Selasa, 6 Juni 2023

Indonesia dan Agenda COP-26

Eko Sulistyo
2 Nov 2021 | 12:03 WIB
BAGIKAN
Eko Sulistyo, Komisaris PT PLN (Persero)
Eko Sulistyo, Komisaris PT PLN (Persero)

Kehadiran Presiden Joko Widodo di Glasgow, Scotlandia, untuk menghadiri COP-26 tentang Perubahan Iklim, selain memiliki arti strategis, juga ekspektasi terhadap peran Indonesia dalam pembahasan isu-isu global.
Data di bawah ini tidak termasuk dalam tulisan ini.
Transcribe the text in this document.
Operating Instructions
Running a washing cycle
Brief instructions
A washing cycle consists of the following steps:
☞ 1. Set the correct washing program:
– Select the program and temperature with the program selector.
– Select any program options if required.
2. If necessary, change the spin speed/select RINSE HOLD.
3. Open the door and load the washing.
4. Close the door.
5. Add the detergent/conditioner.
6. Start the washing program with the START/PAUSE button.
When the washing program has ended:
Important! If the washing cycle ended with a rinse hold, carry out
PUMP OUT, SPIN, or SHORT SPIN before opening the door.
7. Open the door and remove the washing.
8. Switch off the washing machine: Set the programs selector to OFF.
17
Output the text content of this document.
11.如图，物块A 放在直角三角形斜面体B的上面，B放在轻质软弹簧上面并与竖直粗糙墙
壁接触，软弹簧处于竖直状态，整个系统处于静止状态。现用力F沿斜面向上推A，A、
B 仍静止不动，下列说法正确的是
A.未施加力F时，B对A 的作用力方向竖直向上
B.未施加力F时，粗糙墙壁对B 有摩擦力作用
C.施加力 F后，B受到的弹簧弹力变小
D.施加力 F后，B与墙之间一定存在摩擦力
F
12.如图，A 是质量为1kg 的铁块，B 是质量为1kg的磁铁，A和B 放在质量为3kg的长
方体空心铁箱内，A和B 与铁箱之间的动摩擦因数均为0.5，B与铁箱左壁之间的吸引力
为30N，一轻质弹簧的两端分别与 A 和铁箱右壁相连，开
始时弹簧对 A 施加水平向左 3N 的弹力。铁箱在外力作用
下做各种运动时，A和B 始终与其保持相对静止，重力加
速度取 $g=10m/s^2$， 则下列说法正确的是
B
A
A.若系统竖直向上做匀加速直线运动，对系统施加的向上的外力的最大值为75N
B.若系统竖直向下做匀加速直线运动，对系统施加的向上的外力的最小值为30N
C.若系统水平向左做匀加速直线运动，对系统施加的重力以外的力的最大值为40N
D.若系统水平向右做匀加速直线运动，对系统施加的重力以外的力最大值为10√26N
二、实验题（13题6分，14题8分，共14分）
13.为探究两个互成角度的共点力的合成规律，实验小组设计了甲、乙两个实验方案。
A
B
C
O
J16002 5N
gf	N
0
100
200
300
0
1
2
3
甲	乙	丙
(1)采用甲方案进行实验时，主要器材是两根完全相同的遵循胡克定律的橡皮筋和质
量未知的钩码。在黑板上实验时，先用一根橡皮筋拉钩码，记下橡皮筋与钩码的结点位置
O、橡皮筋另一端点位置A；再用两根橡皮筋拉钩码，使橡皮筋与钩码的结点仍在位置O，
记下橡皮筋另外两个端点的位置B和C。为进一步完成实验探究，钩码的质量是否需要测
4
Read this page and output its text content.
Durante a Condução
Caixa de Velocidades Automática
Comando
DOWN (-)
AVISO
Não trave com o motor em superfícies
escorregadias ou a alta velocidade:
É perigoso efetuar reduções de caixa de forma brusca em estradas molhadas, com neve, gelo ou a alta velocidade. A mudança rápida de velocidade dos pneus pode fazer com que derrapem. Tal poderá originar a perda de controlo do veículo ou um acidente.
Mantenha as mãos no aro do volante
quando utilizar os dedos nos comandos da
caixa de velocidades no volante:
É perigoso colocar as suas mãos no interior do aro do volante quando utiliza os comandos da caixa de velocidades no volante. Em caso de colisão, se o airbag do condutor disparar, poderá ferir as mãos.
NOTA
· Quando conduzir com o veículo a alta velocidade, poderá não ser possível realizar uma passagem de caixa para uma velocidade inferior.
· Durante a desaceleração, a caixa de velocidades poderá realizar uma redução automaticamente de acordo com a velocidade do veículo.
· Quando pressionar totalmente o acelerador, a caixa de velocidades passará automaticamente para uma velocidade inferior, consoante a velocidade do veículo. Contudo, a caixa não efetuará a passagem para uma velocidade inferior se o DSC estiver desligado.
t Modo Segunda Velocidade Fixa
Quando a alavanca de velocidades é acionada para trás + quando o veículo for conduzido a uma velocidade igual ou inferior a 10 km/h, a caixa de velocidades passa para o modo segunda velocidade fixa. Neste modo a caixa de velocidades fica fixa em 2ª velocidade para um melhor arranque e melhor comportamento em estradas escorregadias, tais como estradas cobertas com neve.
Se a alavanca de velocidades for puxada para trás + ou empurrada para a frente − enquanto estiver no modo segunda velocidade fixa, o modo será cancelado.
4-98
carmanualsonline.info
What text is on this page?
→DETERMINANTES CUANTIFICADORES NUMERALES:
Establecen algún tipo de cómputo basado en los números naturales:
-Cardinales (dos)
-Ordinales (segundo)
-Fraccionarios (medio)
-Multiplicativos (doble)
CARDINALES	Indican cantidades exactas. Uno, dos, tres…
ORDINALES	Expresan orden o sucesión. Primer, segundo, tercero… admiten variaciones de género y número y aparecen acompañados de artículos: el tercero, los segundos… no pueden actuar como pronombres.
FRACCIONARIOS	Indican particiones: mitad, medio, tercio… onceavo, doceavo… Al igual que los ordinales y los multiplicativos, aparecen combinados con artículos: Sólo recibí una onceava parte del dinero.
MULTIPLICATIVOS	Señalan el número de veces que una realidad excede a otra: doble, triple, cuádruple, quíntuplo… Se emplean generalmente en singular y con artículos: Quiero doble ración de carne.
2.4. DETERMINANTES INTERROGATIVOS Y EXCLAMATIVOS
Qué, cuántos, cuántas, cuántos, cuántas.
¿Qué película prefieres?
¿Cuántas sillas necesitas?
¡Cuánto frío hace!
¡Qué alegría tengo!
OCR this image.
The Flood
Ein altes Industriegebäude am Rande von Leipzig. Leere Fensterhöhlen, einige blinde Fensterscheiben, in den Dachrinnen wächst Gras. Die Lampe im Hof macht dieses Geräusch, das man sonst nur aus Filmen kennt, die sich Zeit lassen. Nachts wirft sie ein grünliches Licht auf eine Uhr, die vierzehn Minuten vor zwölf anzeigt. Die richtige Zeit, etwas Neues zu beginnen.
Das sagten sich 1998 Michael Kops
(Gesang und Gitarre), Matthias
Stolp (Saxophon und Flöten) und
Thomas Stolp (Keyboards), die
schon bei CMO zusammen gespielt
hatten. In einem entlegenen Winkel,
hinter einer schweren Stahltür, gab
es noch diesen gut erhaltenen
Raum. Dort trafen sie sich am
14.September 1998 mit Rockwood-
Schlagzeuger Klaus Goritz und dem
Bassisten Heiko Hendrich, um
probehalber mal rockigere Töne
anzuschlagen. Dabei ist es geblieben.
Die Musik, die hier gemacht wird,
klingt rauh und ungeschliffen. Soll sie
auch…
Apalagi posisi Indonesia saat ini sebagai Presidensi G-20, yang merupakan kumpulan negara-negara berpendapatan tinggi di dunia. Indonesia diharapkan bisa menjadi pelopor dalam penerapan kebijakan pembangunan yang lebih hijau dan rendah emisi.

Tidak heran jika belakangan ini menuju COP-26, banyak pemimpin dunia, memuji dan mengapresiasi kepemimpinan Presiden Joko Widodo dalam bidang iklim dan lingkungan. Seperti disampaikan John Kerry, Utusan Khusus Presiden AS untuk isu perubahan iklim, yang menyatakan Indonesia memiliki peluang besar untuk memimpin pembangunan yang lebih hijau dan berperspektif iklim. Selain keberadaan hutannya, Indonesia juga memiliki potensi sumber energi terbarukan (EBT) terbesar di dunia, termasuk keberadaan nikel.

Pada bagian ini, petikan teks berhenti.